Une calcification peut rester stable, diminuer ou se résorber progressivement. La phase de résorption est parfois la plus douloureuse, mais elle peut aussi correspondre à une étape d’évolution naturelle.

L’évolution est variable. Certaines douleurs s’améliorent en quelques semaines avec un traitement médical, tandis que d’autres deviennent chroniques et limitent les activités. Le suivi dépend de la gêne, pas uniquement de la taille visible de la calcification.

Une calcification qui disparaît radiologiquement peut laisser une tendinopathie douloureuse pendant un certain temps. À l’inverse, une calcification persistante peut devenir bien tolérée.

Traitements non chirurgicaux

En phase douloureuse, le traitement vise d’abord à calmer l’inflammation et à maintenir une mobilité douce.

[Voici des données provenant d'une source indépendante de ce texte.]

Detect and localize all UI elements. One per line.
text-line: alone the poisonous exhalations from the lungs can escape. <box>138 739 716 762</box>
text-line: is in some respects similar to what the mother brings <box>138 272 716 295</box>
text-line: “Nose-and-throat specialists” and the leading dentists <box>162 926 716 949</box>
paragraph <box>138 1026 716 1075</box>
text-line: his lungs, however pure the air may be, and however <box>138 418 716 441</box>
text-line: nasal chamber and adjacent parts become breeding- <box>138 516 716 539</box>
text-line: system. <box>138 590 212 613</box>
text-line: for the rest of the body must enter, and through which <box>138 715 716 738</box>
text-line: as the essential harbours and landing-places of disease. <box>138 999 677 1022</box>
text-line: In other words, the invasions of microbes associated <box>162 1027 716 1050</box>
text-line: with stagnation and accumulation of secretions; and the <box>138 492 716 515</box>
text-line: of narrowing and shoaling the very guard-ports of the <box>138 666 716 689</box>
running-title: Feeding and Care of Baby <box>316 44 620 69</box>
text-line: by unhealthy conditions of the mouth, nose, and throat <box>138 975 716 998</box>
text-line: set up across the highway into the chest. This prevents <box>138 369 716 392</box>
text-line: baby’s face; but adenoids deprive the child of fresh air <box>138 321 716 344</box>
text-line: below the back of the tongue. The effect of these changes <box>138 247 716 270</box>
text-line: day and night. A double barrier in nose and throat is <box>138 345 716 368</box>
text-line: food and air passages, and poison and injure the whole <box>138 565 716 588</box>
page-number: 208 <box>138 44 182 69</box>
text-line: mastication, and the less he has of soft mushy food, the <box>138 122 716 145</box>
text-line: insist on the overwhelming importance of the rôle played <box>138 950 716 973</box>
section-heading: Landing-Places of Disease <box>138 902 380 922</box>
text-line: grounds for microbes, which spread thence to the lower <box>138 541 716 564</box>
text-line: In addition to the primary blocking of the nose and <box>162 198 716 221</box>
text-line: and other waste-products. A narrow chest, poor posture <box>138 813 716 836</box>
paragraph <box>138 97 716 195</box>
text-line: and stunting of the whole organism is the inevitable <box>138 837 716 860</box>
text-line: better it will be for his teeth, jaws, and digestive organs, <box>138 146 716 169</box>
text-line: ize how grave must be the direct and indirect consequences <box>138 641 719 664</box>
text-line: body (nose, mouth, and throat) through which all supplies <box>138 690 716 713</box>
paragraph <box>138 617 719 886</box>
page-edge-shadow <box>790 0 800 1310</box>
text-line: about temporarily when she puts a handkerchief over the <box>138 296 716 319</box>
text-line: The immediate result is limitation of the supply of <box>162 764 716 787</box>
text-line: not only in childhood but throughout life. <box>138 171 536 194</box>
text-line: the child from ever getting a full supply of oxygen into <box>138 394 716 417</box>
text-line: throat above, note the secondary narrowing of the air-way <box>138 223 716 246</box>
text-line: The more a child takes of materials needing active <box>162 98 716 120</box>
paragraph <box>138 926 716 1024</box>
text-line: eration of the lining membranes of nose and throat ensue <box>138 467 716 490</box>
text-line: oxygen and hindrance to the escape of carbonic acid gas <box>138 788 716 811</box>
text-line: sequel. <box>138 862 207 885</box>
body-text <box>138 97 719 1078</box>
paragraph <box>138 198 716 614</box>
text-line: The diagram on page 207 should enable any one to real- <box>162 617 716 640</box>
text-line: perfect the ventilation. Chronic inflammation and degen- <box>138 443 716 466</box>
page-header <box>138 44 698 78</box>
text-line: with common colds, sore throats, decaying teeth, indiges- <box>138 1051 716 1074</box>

Les antalgiques ou anti-inflammatoires peuvent être discutés avec le médecin selon les contre-indications.

Le repos relatif consiste à éviter temporairement les gestes qui déclenchent la douleur, sans immobiliser l’épaule trop longtemps. Une immobilisation prolongée peut favoriser la raideur.

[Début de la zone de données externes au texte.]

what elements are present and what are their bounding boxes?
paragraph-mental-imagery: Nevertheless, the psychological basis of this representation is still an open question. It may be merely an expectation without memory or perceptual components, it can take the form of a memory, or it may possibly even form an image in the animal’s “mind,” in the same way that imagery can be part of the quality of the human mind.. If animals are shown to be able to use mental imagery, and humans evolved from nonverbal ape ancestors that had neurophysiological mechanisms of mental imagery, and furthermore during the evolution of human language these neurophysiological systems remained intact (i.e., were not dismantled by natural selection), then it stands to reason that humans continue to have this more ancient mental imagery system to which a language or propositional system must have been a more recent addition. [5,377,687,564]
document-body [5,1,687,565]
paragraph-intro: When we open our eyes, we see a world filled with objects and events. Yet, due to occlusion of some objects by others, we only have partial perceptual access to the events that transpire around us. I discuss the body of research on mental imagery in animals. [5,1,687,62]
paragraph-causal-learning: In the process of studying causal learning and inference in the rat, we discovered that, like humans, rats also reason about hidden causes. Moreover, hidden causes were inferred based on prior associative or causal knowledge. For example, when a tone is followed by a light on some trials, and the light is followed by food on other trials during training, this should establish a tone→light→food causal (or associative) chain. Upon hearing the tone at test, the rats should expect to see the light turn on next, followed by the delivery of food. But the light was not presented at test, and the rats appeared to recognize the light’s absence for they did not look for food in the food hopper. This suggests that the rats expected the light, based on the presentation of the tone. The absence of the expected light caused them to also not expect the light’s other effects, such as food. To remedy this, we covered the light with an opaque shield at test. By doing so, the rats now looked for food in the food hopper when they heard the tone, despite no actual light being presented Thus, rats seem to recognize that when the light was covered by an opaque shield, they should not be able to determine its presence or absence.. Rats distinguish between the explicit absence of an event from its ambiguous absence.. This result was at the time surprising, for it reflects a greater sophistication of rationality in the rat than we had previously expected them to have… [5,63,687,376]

La rééducation intervient lorsque la douleur aiguë diminue. Elle aide à récupérer la mobilité, améliorer le contrôle de l’omoplate et réduire les contraintes sur la coiffe.

Une infiltration sous-acromiale peut être proposée lorsque la bursite douloureuse domine. Dans certaines calcifications accessibles, une ponction-lavage échoguidée peut être discutée : le principe est de fragmenter ou évacuer une partie du dépôt sous contrôle échographique. Le choix dépend de l’aspect de la calcification et de l’expérience de l’équipe.

Le PRP n’est pas le traitement standard d’une calcification elle-même. Il peut être évoqué dans des situations de tendinopathie associée, mais l’indication doit rester individualisée.

Quand une chirurgie peut être discutée

La chirurgie est rarement nécessaire d’emblée. Elle peut être discutée si les douleurs persistent malgré un traitement bien conduit, si la calcification est volumineuse et clairement responsable des symptômes, ou si une lésion associée doit être traitée.

Le geste consiste généralement à retirer ou fragmenter la calcification, souvent par arthroscopie, parfois associé à un traitement de la bourse. Comme tout geste chirurgical, il impose une discussion sur les bénéfices attendus, les suites, la raideur possible et la rééducation.

Repères pour s’orienter

Présentation Ce que cela évoque Suite possible
Calcification visible mais peu douloureuse Découverte fortuite Surveillance si l’épaule fonctionne bien.
Douleur chronique aux gestes en hauteur Tendinopathie calcifiante Rééducation, adaptation, imagerie ciblée.
Crise très douloureuse brutale Résorption ou bursite aiguë Avis médical pour confirmer et soulager.
Douleur persistante malgré traitement Calcification résistante ou autre cause associée Discussion spécialisée.

Sources utiles

Questions fréquentes

Une calcification de l’épaule est-elle grave ?

Le plus souvent, ce n’est pas une maladie grave, mais elle peut être très douloureuse. L’important est de vérifier qu’elle explique bien les symptômes et qu’il n’existe pas une autre cause associée.

La calcification peut-elle disparaître ?

Oui, certaines calcifications diminuent ou se résorbent. Cette phase peut parfois être douloureuse. L’évolution varie selon les patients.

Faut-il faire une infiltration ?

Une infiltration peut être utile si l’inflammation autour de la calcification est importante, notamment en cas de douleur nocturne ou de bursite. Elle se discute selon l’examen et l’imagerie.

Peut-on faire de la kinésithérapie ?

Oui, surtout après la phase très douloureuse. La rééducation aide à retrouver une mobilité confortable et à limiter les contraintes sur les tendons.